ILLUM is a department store located at Amagertorv on Strøget in Copenhagen, Denmark.

==History==
ILLUM's history began in 1891, when wholesaler Anton Carl Illum opened a store specializing in sewing items and dress accessories in Østergade across from ILLUM's current location. The target group was the city's fine ladies. The business grew over the years and in 1899 moved to its current location. After Illum's death in 1938, the company was inherited by his son Svend Illum.

In 1959, Illum took over an exclusive furniture store, which changed its name to Illums Bolighus, which was sold again in 1995. Since 1985, Illums Bolighus has not been associated with Illum.

In the 1950s and 60s, ILLUM experienced increasing competition from the large shopping centers that began to spring up in the metropolitan area. In the middle of the 1960s, a parking garage was built and a major renovation was carried out in the fight for the customers' favor. However, this was not enough to make the company a good business, and in 1972 the family had to sell to the British group House of Fraser.

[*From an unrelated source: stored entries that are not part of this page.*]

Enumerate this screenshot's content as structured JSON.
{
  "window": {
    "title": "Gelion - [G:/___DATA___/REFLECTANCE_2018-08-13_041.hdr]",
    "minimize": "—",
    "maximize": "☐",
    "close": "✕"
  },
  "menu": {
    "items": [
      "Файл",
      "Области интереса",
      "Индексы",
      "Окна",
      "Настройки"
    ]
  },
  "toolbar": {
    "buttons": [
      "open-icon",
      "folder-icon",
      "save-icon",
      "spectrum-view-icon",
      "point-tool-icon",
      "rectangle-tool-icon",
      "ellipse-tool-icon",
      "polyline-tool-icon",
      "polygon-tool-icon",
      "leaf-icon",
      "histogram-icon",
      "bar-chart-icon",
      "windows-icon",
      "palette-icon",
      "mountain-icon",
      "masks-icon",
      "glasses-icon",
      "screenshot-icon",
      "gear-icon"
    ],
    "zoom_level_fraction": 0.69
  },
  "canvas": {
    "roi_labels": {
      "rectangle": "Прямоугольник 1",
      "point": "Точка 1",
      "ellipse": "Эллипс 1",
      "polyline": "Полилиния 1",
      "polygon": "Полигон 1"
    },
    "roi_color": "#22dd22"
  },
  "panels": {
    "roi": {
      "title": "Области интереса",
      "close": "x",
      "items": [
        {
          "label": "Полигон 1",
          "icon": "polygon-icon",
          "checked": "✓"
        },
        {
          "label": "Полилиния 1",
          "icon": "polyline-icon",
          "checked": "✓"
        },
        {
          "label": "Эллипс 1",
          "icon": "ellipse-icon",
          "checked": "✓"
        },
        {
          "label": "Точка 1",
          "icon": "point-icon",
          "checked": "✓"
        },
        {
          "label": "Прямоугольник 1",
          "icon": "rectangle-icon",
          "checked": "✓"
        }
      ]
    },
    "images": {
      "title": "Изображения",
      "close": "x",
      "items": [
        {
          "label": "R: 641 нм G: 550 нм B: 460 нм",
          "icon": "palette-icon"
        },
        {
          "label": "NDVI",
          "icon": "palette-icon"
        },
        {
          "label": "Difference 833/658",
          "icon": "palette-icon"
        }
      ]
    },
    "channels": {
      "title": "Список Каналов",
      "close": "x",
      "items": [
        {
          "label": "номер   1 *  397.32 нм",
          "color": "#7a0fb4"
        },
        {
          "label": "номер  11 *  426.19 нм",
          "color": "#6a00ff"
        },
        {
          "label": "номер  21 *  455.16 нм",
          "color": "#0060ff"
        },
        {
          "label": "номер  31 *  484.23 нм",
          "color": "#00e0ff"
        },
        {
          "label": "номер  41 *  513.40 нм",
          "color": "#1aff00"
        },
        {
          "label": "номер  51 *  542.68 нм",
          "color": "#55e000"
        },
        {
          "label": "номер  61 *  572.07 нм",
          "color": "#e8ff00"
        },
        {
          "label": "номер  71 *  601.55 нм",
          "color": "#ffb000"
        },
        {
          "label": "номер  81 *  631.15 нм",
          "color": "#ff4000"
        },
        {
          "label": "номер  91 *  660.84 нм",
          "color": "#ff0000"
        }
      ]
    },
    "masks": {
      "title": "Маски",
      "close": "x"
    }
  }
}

During the 1980s, Illum had financial problems. In 1987 it was taken over by lawyer Jens Jordan together with the controversial contractor Kay Wilhelmsen. They bought both the department store and the buildings for a total of DKK 523 million. A few days later, they sold the buildings, which were valued at DKK 334 million, to themselves for DKK 930 million, with Kreditforeningen Danmark providing a change of ownership loan of DKK 628 million, which resulted in a nod from the Ministry of Housing. Illum was modernized for DKK 250 million, after which the owners sold 60 percent of the Illum property to the Swedish real estate company Pleaid Real Estate for DKK 900 million.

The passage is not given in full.